Applicants will still be invited to provide written submissions and respond to any adverse information before a decision is made. These reforms are designed to improve efficiency and reduce the record backlog and deliver faster, fairer outcomes. So yes, we are fixing the problems of the legislation put forward by the Labor Party that has led to a huge backlog for those many Australians—or those who are not even Australians—who rely on the Administrative Review Tribunal as the basis for fair decision-making.
I just wish the Labor Party would acknowledge that there is a need for transparent, informed integrity based decision-making in so many other areas. We don't have it in the context of the Australian construction industry right now, where we know that, because of the failure of the Labor government, there is flagrant abuse of the law, ongoing allegations and whistleblower evidence increasingly coming out and highlighting that the minister has failed and Labor's solution to corruption on Australian worksites has failed.
And we have an administration that has become an enabler of corruption. If they've got that in one area and they've got a failure, as they have with the Administrative Review Tribunal—to their credit, the government eventually acknowledged that yes, the member for Isaacs didn't get it right, and we have to fix up his mess once again—then maybe they could turn around and say, 'The current Minister for Employment and Workplace Relations is failing the Australian community and is an enabler of corruption, and maybe she needs to fix that legislation.' The DEPUTY SPEAKER: Order!
I ask that you withdraw that, please. Mr TIM WILSON: I withdraw. The DEPUTY SPEAKER: Thank you.
Mr TIM WILSON: The minister has failed the Australian community, and whistleblowers are saying that corruption is running rife under the solution that is currently legislated—that she is oversighting and that she is backing to the hilt—and are saying the strongest possible course of action is needed.
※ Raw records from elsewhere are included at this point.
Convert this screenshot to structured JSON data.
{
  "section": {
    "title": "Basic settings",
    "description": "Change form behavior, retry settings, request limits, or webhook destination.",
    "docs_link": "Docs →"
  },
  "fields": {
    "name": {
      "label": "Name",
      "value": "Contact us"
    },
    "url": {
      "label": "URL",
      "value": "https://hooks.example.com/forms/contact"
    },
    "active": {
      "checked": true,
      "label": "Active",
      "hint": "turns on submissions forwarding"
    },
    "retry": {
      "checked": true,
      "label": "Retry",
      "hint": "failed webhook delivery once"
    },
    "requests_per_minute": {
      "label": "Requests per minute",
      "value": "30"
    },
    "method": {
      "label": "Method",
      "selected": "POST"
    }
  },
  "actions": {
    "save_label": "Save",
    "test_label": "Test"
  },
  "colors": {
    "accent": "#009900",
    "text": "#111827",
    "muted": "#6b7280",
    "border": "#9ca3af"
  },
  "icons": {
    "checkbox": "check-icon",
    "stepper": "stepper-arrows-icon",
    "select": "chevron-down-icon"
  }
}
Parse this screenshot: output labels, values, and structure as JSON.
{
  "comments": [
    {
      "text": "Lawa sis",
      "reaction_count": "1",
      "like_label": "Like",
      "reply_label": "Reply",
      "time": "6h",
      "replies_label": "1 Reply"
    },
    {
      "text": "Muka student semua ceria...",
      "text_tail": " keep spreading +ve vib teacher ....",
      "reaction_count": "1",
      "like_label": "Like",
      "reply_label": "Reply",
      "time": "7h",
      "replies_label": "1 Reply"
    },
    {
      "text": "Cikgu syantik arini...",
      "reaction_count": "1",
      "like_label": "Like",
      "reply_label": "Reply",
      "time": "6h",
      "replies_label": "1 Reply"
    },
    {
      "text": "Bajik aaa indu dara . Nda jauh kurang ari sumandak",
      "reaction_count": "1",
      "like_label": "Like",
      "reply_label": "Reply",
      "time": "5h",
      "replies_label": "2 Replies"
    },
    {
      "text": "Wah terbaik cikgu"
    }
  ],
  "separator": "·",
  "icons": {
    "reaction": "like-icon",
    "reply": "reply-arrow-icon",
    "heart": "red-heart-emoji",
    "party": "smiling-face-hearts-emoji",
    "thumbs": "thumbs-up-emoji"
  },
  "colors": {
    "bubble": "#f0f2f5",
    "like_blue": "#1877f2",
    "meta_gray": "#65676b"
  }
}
When it comes down to it, when you acknowledge a failure like the failure of the Administrative Review Tribunal and you're prepared to amend the legislation to acknowledge that, maybe it's time to look at other institutions and artifices that you have introduced and try to fix those as well.
This is a teaching moment, not just about the failure of the member for Isaacs but about the legacy of Senator Murray Watt and of course the current operations of the Minister for Employment and Workplace Relations. But we know full well that there will be no action by this government, for a simple reason: too many people on the other side of this chamber right now are tainted and directly connected to the misconduct that is leading to a situation that they want to perpetuate.
There is a real need now for this parliament to stand up and call out the conduct that is leading to corruption on Australian worksites, and we are going to continue to prosecute this argument every step of the way. I hope the Prime Minister and others will call out this conduct and improve the standing for the Australian community.